Damn, this movie's all over the place, isn't it? You do a superb job of weaving all of the gossamer threads together, Your Holiness! A stupendous review for a movie that I must now own.

Also, LMAO @ "hard of herring". Gold, Jerry. GOLD!

Mr. Karswell said...

haha, nice review... and you know I luvs me some fishman movies.

said...

Another great read... as always the reviews go from great to awesome.

Oddly enough I've never seen this film, I really should...

So if the FISH MEN and the HUMANOIDS FROM THE DEEP were to fight who would win?

The Vicar of VHS said...

@The Professor--thanks for stopping by!

@The Duke--yes, it's all over the place, like some kind of fish-based jambalaya. And your love of the lowest form of humor is well documented, so I knew you'd enjoy watching me flex my pun-producing mussels.

@Karswell--"Fish heads, fish heads, roly poly fish heads..."

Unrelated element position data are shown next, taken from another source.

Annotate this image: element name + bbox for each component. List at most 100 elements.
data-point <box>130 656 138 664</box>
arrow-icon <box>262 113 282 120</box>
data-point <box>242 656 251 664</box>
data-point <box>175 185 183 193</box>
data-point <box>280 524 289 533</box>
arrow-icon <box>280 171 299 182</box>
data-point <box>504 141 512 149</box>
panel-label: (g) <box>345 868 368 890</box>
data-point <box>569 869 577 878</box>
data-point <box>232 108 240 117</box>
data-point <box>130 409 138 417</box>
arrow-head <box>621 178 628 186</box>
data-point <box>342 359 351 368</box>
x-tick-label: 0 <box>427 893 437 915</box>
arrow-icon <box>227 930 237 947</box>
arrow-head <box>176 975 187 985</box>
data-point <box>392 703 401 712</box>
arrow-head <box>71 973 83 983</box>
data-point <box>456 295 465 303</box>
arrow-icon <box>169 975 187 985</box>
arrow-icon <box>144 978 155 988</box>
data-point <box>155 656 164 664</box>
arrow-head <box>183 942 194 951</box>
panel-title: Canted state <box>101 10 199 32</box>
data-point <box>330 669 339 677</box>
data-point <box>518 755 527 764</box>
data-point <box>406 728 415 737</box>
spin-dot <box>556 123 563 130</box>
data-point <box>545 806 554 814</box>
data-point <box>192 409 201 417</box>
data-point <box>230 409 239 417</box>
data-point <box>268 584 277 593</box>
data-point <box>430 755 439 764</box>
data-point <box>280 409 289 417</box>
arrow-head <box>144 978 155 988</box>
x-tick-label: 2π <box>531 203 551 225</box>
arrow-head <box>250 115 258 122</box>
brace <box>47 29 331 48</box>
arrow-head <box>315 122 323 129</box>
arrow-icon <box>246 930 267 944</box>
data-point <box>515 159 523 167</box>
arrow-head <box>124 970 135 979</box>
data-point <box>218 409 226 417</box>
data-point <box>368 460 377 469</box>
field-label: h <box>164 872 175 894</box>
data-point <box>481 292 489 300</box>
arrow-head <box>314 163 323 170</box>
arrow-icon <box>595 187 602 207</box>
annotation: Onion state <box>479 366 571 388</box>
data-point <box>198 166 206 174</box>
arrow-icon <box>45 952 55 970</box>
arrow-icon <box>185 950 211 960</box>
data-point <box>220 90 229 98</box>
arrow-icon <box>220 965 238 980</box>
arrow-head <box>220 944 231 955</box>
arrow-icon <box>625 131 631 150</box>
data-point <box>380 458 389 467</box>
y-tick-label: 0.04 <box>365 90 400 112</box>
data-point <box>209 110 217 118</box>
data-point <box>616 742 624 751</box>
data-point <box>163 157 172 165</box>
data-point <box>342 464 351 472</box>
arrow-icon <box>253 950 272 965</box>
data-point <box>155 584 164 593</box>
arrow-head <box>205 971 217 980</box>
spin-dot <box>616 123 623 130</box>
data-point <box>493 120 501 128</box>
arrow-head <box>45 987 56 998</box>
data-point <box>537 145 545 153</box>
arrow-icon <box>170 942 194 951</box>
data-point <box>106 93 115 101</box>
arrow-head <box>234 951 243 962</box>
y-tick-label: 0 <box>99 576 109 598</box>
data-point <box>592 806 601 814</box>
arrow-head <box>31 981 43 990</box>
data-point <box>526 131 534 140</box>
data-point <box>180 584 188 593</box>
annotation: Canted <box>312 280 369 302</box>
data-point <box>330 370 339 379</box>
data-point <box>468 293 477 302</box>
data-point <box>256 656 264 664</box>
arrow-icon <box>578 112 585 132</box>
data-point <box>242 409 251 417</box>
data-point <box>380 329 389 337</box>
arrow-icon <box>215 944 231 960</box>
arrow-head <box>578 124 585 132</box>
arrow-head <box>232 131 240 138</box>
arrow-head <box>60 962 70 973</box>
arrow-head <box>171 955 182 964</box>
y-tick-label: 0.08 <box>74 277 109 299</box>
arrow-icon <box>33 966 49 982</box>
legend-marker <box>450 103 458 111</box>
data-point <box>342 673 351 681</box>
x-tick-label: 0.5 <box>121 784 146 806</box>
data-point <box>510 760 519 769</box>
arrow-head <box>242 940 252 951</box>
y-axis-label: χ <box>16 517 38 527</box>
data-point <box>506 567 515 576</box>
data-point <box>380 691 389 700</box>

@Al Bruno III--Thanks! As to the Humanoids vs. Fishmen quandary, that's a tough call. The Humanoids seem tougher, but are easily knocked off-task if there are any nubile women in the area who they might spawn upon. The Fishmen are much more focused, but not as badass. It's anybody's fight!

Moodizzle said...

I think I’m becoming a fan of mutant animals attacking humans. Like the film Pig Hunt in Fangoria’s frightfest has a giant mutant/monster pig. They just seem more appealing to me than traditional slasher films.